Kepler’s second law states that the orbiting satellite will speed up when it gets closer to the object at the focus. This is caused by the increased effect of gravity on the orbiting object as it gets nearer to what pulling it into the orbital path.

The mathematical statement of the law is that the area swept by the planet or rotating object in in giving time is the same, independent of the distance to the object at the focus.

Areas swept in a given time are equal.

Kepler’s second law of planetary motion describes the speed of a planet traveling in an elliptical orbit around the sun. It states that a line between the sun and the planet sweeps equal areas in equal times. Thus, the speed of the planet increases as it nears the sun and decreases as it recedes from the sun.
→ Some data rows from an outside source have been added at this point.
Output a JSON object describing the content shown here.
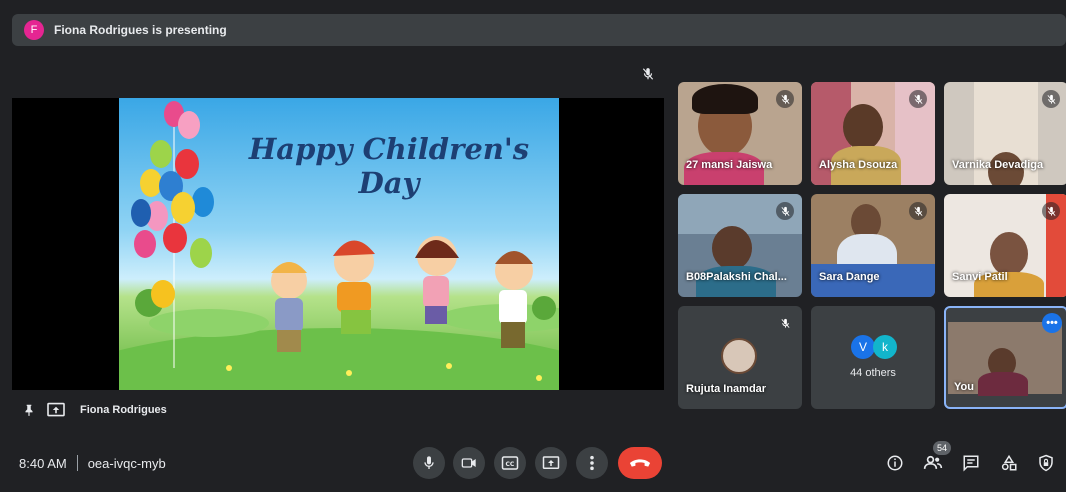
{
  "presenting_bar": {
    "avatar_initial": "F",
    "text": "Fiona Rodrigues is presenting"
  },
  "slide": {
    "title": "Happy Children's Day"
  },
  "stage": {
    "presenter_name": "Fiona Rodrigues"
  },
  "tiles": [
    {
      "name": "27 mansi Jaiswa",
      "muted": true
    },
    {
      "name": "Alysha Dsouza",
      "muted": true
    },
    {
      "name": "Varnika Devadiga",
      "muted": true
    },
    {
      "name": "B08Palakshi Chal...",
      "muted": true
    },
    {
      "name": "Sara Dange",
      "muted": true
    },
    {
      "name": "Sanvi Patil",
      "muted": true
    },
    {
      "name": "Rujuta Inamdar",
      "muted": true
    },
    {
      "others_initials": [
        "V",
        "k"
      ],
      "others_label": "44 others"
    },
    {
      "name": "You"
    }
  ],
  "bottom": {
    "time": "8:40 AM",
    "meeting_code": "oea-ivqc-myb",
    "people_count": "54"
  },
  "colors": {
    "background": "#202124",
    "end_call": "#ea4335",
    "accent": "#8ab4f8"
  }
}
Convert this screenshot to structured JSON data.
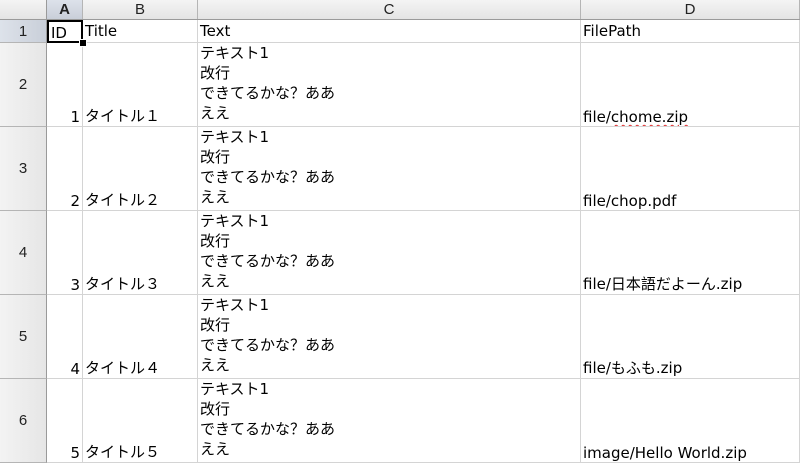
{
  "columns": [
    {
      "letter": "A",
      "active": true
    },
    {
      "letter": "B",
      "active": false
    },
    {
      "letter": "C",
      "active": false
    },
    {
      "letter": "D",
      "active": false
    }
  ],
  "header_row": {
    "row_number": "1",
    "cells": [
      "ID",
      "Title",
      "Text",
      "FilePath"
    ]
  },
  "rows": [
    {
      "row_number": "2",
      "id": "1",
      "title": "タイトル１",
      "text": "テキスト1\n改行\nできてるかな？ああ\nええ",
      "filepath": "file/chome.zip"
    },
    {
      "row_number": "3",
      "id": "2",
      "title": "タイトル２",
      "text": "テキスト1\n改行\nできてるかな？ああ\nええ",
      "filepath": "file/chop.pdf"
    },
    {
      "row_number": "4",
      "id": "3",
      "title": "タイトル３",
      "text": "テキスト1\n改行\nできてるかな？ああ\nええ",
      "filepath": "file/日本語だよーん.zip"
    },
    {
      "row_number": "5",
      "id": "4",
      "title": "タイトル４",
      "text": "テキスト1\n改行\nできてるかな？ああ\nええ",
      "filepath": "file/もふも.zip"
    },
    {
      "row_number": "6",
      "id": "5",
      "title": "タイトル５",
      "text": "テキスト1\n改行\nできてるかな？ああ\nええ",
      "filepath": "image/Hello World.zip"
    }
  ],
  "selected_cell": "A1",
  "spellcheck_flag": {
    "row": "2",
    "column": "D",
    "word": "chome.zip"
  }
}
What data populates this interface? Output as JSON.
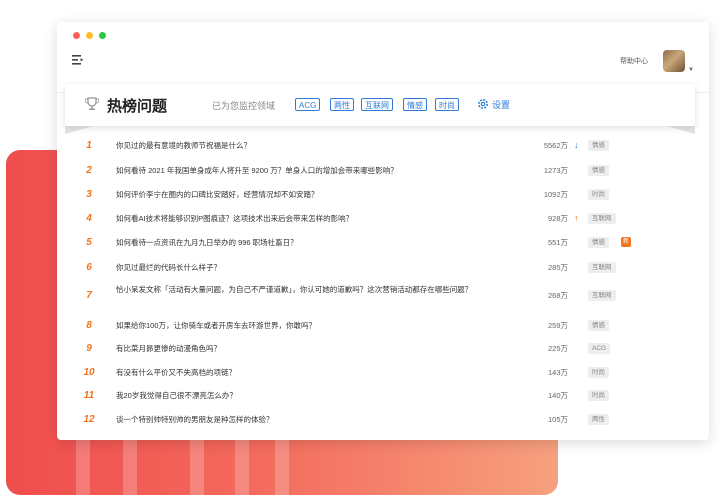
{
  "header": {
    "help_label": "帮助中心",
    "title": "热榜问题",
    "monitor_label": "已为您监控领域",
    "tags": [
      "ACG",
      "两性",
      "互联网",
      "情感",
      "时尚"
    ],
    "settings_label": "设置"
  },
  "colors": {
    "accent_blue": "#2f7bd9",
    "rank_orange": "#f0731d",
    "background_gradient_start": "#ef4d4d",
    "background_gradient_end": "#f7a07f"
  },
  "icons": {
    "menu": "menu-icon",
    "trophy": "trophy-icon",
    "settings": "gear-icon",
    "trend_down": "arrow-down-icon",
    "trend_up": "arrow-up-icon"
  },
  "rows": [
    {
      "rank": "1",
      "question": "你见过的最有意境的教师节祝福是什么？",
      "heat": "5562万",
      "trend": "↓",
      "category": "情感"
    },
    {
      "rank": "2",
      "question": "如何看待 2021 年我国单身成年人将升至 9200 万？单身人口的增加会带来哪些影响？",
      "heat": "1273万",
      "category": "情感"
    },
    {
      "rank": "3",
      "question": "如何评价李宁在圈内的口碑比安踏好，经营情况却不如安踏？",
      "heat": "1092万",
      "category": "时尚"
    },
    {
      "rank": "4",
      "question": "如何看AI技术将能够识别P图痕迹？这项技术出来后会带来怎样的影响？",
      "heat": "928万",
      "trend": "↑",
      "category": "互联网"
    },
    {
      "rank": "5",
      "question": "如何看待一点资讯在九月九日举办的 996 职场社畜日？",
      "heat": "551万",
      "category": "情感",
      "badge": "新"
    },
    {
      "rank": "6",
      "question": "你见过最烂的代码长什么样子？",
      "heat": "285万",
      "category": "互联网"
    },
    {
      "rank": "7",
      "question": "恰小呆发文称「活动有大量问题，为自己不严谨道歉」，你认可她的道歉吗？这次营销活动都存在哪些问题？",
      "heat": "268万",
      "category": "互联网"
    },
    {
      "rank": "8",
      "question": "如果给你100万，让你骑车或者开房车去环游世界，你敢吗？",
      "heat": "259万",
      "category": "情感"
    },
    {
      "rank": "9",
      "question": "有比菜月昴更惨的动漫角色吗？",
      "heat": "225万",
      "category": "ACG"
    },
    {
      "rank": "10",
      "question": "有没有什么平价又不失高档的项链？",
      "heat": "143万",
      "category": "时尚"
    },
    {
      "rank": "11",
      "question": "我20岁我觉得自己很不漂亮怎么办？",
      "heat": "140万",
      "category": "时尚"
    },
    {
      "rank": "12",
      "question": "谈一个特别帅特别帅的男朋友是种怎样的体验？",
      "heat": "105万",
      "category": "两性"
    }
  ]
}
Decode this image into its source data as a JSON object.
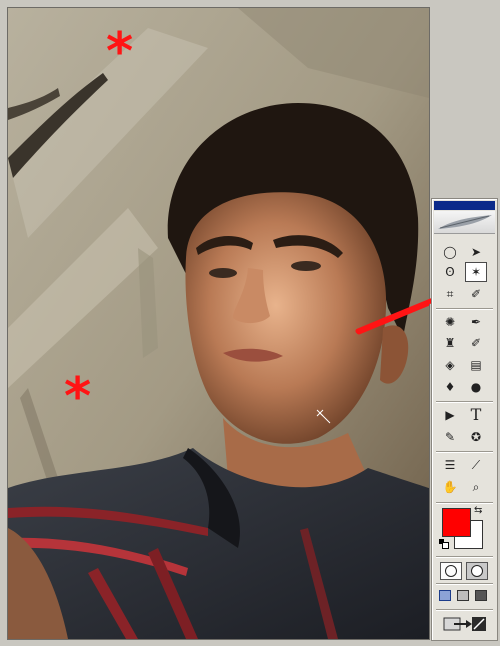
{
  "canvas": {
    "subject": "photo-portrait"
  },
  "annotations": {
    "star_glyph": "*",
    "color": "#ff1414"
  },
  "toolbox": {
    "header_icon": "feather-icon",
    "tools": [
      {
        "name": "marquee-icon",
        "glyph": "◯"
      },
      {
        "name": "move-icon",
        "glyph": "➤"
      },
      {
        "name": "lasso-icon",
        "glyph": "ʘ"
      },
      {
        "name": "magic-wand-icon",
        "glyph": "✶",
        "active": true
      },
      {
        "name": "crop-icon",
        "glyph": "⌗"
      },
      {
        "name": "slice-icon",
        "glyph": "✐"
      },
      {
        "name": "healing-brush-icon",
        "glyph": "✺"
      },
      {
        "name": "brush-icon",
        "glyph": "🖌"
      },
      {
        "name": "stamp-icon",
        "glyph": "♜"
      },
      {
        "name": "history-brush-icon",
        "glyph": "✒"
      },
      {
        "name": "eraser-icon",
        "glyph": "◈"
      },
      {
        "name": "gradient-icon",
        "glyph": "▤"
      },
      {
        "name": "blur-icon",
        "glyph": "💧"
      },
      {
        "name": "dodge-icon",
        "glyph": "●"
      },
      {
        "name": "path-select-icon",
        "glyph": "▶"
      },
      {
        "name": "type-icon",
        "glyph": "T"
      },
      {
        "name": "pen-icon",
        "glyph": "✎"
      },
      {
        "name": "shape-icon",
        "glyph": "✪"
      },
      {
        "name": "notes-icon",
        "glyph": "☰"
      },
      {
        "name": "eyedropper-icon",
        "glyph": "⟋"
      },
      {
        "name": "hand-icon",
        "glyph": "✋"
      },
      {
        "name": "zoom-icon",
        "glyph": "🔍"
      }
    ],
    "foreground_color": "#ff0000",
    "background_color": "#ffffff",
    "swap_icon": "swap-colors-icon",
    "default_icon": "default-colors-icon"
  }
}
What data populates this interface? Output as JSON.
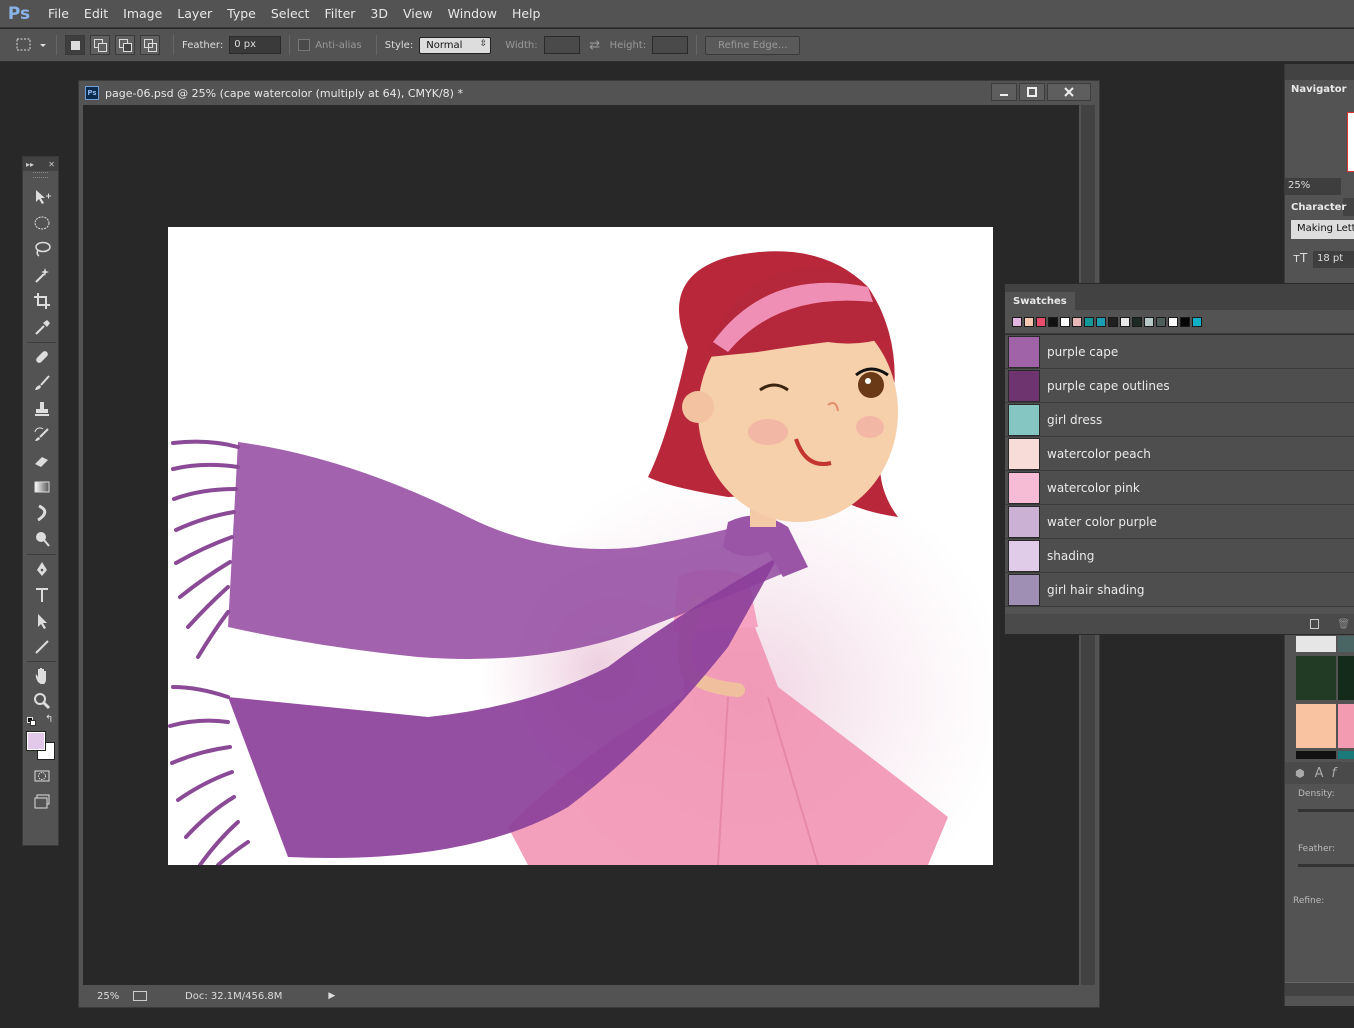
{
  "app": {
    "logo": "Ps"
  },
  "menu": [
    "File",
    "Edit",
    "Image",
    "Layer",
    "Type",
    "Select",
    "Filter",
    "3D",
    "View",
    "Window",
    "Help"
  ],
  "options": {
    "feather_label": "Feather:",
    "feather_value": "0 px",
    "antialias_label": "Anti-alias",
    "style_label": "Style:",
    "style_value": "Normal",
    "width_label": "Width:",
    "height_label": "Height:",
    "refine_edge": "Refine Edge..."
  },
  "document": {
    "title": "page-06.psd @ 25% (cape watercolor (multiply at 64), CMYK/8) *",
    "zoom": "25%",
    "doc_info": "Doc: 32.1M/456.8M"
  },
  "navigator": {
    "tab": "Navigator",
    "zoom": "25%"
  },
  "character": {
    "tab": "Character",
    "font": "Making Lette",
    "size": "18 pt"
  },
  "swatches": {
    "tab": "Swatches",
    "strip": [
      "#e3b7e0",
      "#f4c7b0",
      "#ea4c6c",
      "#111111",
      "#ffffff",
      "#e9b8b8",
      "#15989a",
      "#1c9fb3",
      "#1f1f1f",
      "#e8e8e8",
      "#1d2a24",
      "#b7c9c6",
      "#4f5e5b",
      "#ffffff",
      "#050505",
      "#11b0c5"
    ],
    "items": [
      {
        "name": "purple cape",
        "color": "#a163a8"
      },
      {
        "name": "purple cape outlines",
        "color": "#6e3470"
      },
      {
        "name": "girl dress",
        "color": "#85c5c2"
      },
      {
        "name": "watercolor peach",
        "color": "#f7dcd8"
      },
      {
        "name": "watercolor pink",
        "color": "#f6bcd5"
      },
      {
        "name": "water color purple",
        "color": "#cbb1d3"
      },
      {
        "name": "shading",
        "color": "#e0cbe8"
      },
      {
        "name": "girl hair shading",
        "color": "#9f8fb4"
      }
    ]
  },
  "properties": {
    "density_label": "Density:",
    "feather_label": "Feather:",
    "refine_label": "Refine:"
  },
  "colors": {
    "foreground": "#e3c9e9",
    "background": "#ffffff"
  }
}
An imaginary line drawn from the centre of the sun to the centre of the planet will sweep out equal areas in equal intervals of time.

Hence,

ΔA = ½r (r Δ θ) = ½ r²Δθ

Now, we can write:

\(\frac{\Delta A}{\Delta t}\,=\,\frac{1}{2}{{r}^{2}}\frac{\Delta \theta }{\Delta t}\) \(\underset{\Delta t\to 0}{\mathop{\lim }}\,\,\frac{\Delta A}{\Delta t}\,=\,\frac{1}{2}{{r}^{2}}.\underset{\Delta t\to 0}{\mathop{\lim }}\,\,\frac{\Delta \theta }{\Delta t}\)Taking limits on both sides as Δt → 0

⇒ dA/A = ½ r²ω

⇒ dA/A = l/2m

Now, conservation of angular momentum *l* is constant.